Элегически бормотал контрабас, отыскивая во тьме свои контрапунктические ходы, блуждая в неразрешимости, поднимаясь и опускаясь, и мне его медленный ход напоминал звездное небо. А прислушиваясь к нему, жаловался на что-то саксофон, снова и снова забиралась в неистовые верха труба, и рояль время от времени входил между ними со своими квинтовыми апокалипсическими аккордами. И, как метроном, как время, раскладывая ритм на синкопы, мягкими пустыми ударами подчинял себе все ударник.
– Не будем зажигать света, ладно? – сказала она, глядя с пола вверх, на зеленоватую шкалу приемника, на его волчий глаз.
– Ладно, – согласился я и подумал, что, может быть, такой ночи у меня никогда больше не будет. И мне стало грустно, что прошло уже три часа, мне захотелось, чтобы все это началось сначала, чтобы я опять вышел с фонарем и ждал, чтобы мы снова вспоминали, а потом опять боялись бы расстаться друг с другом во тьме.
Она поднялась на минуту за чем-то, заглянула в окно и сипло сказала:
– Снег…
Я тоже привстал и посмотрел в темноту за окном. Шел неслышный снег. Первый настоящий снег этой осенью. Я представил, как завтра днем обнаружатся мышиные следы вокруг куч хвороста в лесу и заячьи следы возле акации, которую они так любят глодать по ночам, вспомнил о своем ружье, мне стало весело, и пробрала дрожь. Как славно, что снег, и что приехала она, и мы одни, и с нами музыка, наше прошлое и будущее, которое, может быть, будет лучше прошлого, и что завтра я поведу ее на свои любимые места, покажу Оку, поля, холмы, лес и овраги… Ночь шла, а мы все не могли заснуть, говорили шепотом и обнимались, боясь потерять друг друга, и опять топили печку, смотрели в ее огненный зев, и красный свет пек наши лица. Заснули мы часов в семь утра, уж окна поголубели, и проспали долго, потому что нас никто не будил в нашем доме. Пока мы спали, взошло солнце и все подтаяло, но потом снова заморозило. Попив чаю, я взял ружье, и мы вышли из дому. Даже больно на секунду нам стало – такой белый зимний свет ударил нам в глаза и так чист и резок был воздух. Снег сошел, но всюду остались ледяные корки. Они были матовы, полупрозрачны. Из коровника шел душистый пар, телята толкались возле и громко топотали, как по деревянным мосткам. Это потому, что под верхними ледяными колчами еще не замерзла навозная жижа. А некоторые с наслаждением паслись на седых озимых и часто мочились, задирая хвосты и расставляя курчавые в паху ноги. И там, где они мочились, появлялись изумрудные пятна мокрой молодой ржи.

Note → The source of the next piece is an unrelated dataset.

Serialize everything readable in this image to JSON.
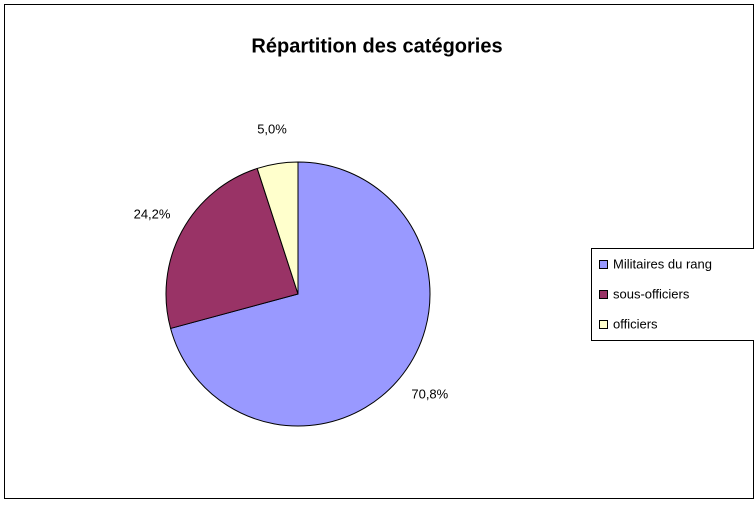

Мы шли сперва по дороге. Колеи затянулись матовым, но подо льдом стояла глинистая вода, и, когда сапоги наши проламывали корку, на лед коричнево брызгало. А в лесу из-подо льда торчали поздние, едва зажелтевшие одуванчики. Во льду видны были вмерзшие листья и хвоя, стояли заледеневшие последние грибы, и, когда мы ударяли по ним ногой, они сламывались и гремя, подскакивая, долго катились по льду. Лед под нашими ногами проседал, и далеко хрустело и гремело кругом: спереди, сзади и по бокам.

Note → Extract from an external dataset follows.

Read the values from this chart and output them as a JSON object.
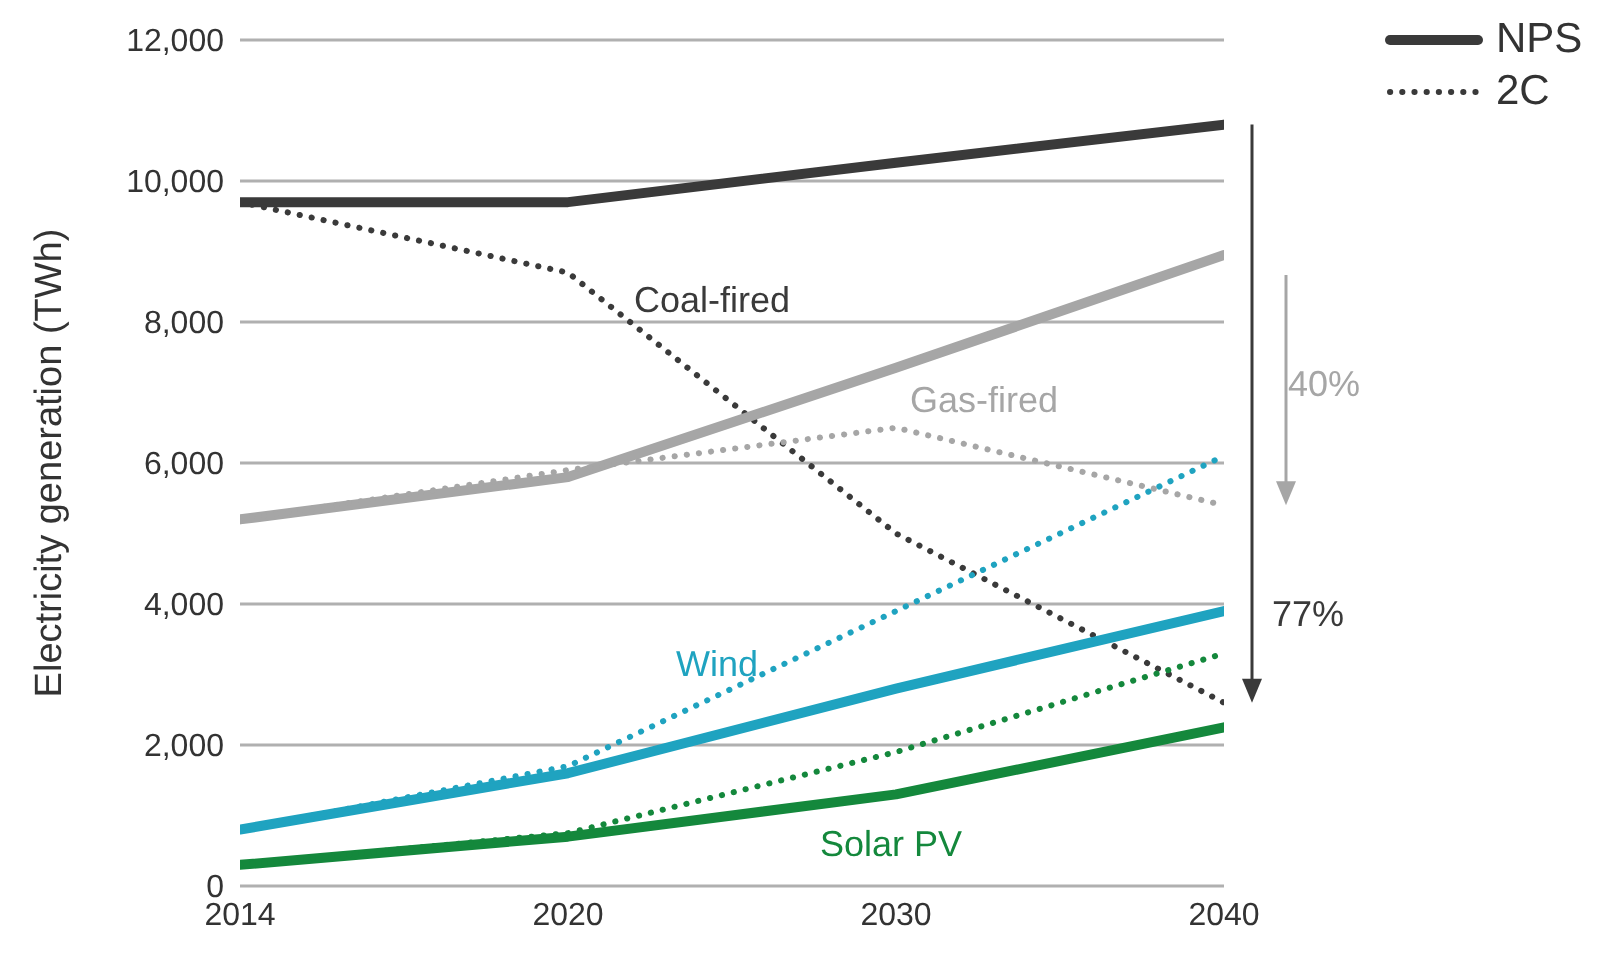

Поля на холмах были дымно-зелены издали и будто пересыпаны мукой, стога почернели, лес сквозил, был черен и гол, только резко проступал березовый белый частокол, барахтались и лоснились зеленью стволы осин, да кое-где по лесистым холмам цвели, горели еще последние красные шапки неопавших деревьев. Река сквозь лес была видна на большое расстояние и была пустынна и холодна на взгляд. Мы спустились вниз по снежному оврагу, оставляя за собой глубокие, сперва грязные, а потом чистые следы, и стали пить из родника возле срубленной осины. В неподвижном бочажке родника плотно опустились на дно почерневшие кленовые и дубовые листья, а срубленная осина пахла горько и холодно, и древесина на срубе была янтарной.
– Хорошо? – спросил я, посмотрев на нее, и изумился: глаза у нее были зеленые.
– Хорошо! – сказала она, жадно озираясь и облизывая губы.
– Лучше, чем на Белом море? – спросил я еще.
Она опять стала смотреть на реку и вверх по откосу, и глаза ее еще позеленели.
– Ну, Белое море… – сказала она неопределенно. – У нас… у нас… А тут дубы, – перебила она себя. – Как это ты нашел такое место?
Я был счастлив, но мне и странно как-то было и боязно: уж очень все хорошо выходило у меня в ту осень. Чтобы успокоиться, я закурил и стал весь куриться дымом и паром. На Оке со стороны Алексина показался буксирный катер, он шибко бежал вниз, гнал волну, и мы молча проводили его глазами. Из машины у него шел обильный пар и струей еще выскакивал на сторону из борта, из дырки над темной водой.
Когда катер скрылся за поворотом, мы, держась за руки, стали подниматься вверх среди редких деревьев в светлом лесу, чтобы посмотреть еще раз на Оку сверху. Мы шли тихо, молча, как в белом сне, в котором мы наконец были вместе.
Проклятый север
Весной на меня наваливается странная какая-то тоска. Я все хочу чего-то, мне скучно, я думаю о проходящей своей жизни, много сплю и встаю осоловевший и разбитый.
Стоял апрель, мы жили в Ялте, бездельничали после девяти месяцев отчаянной трепки в зимнем океане.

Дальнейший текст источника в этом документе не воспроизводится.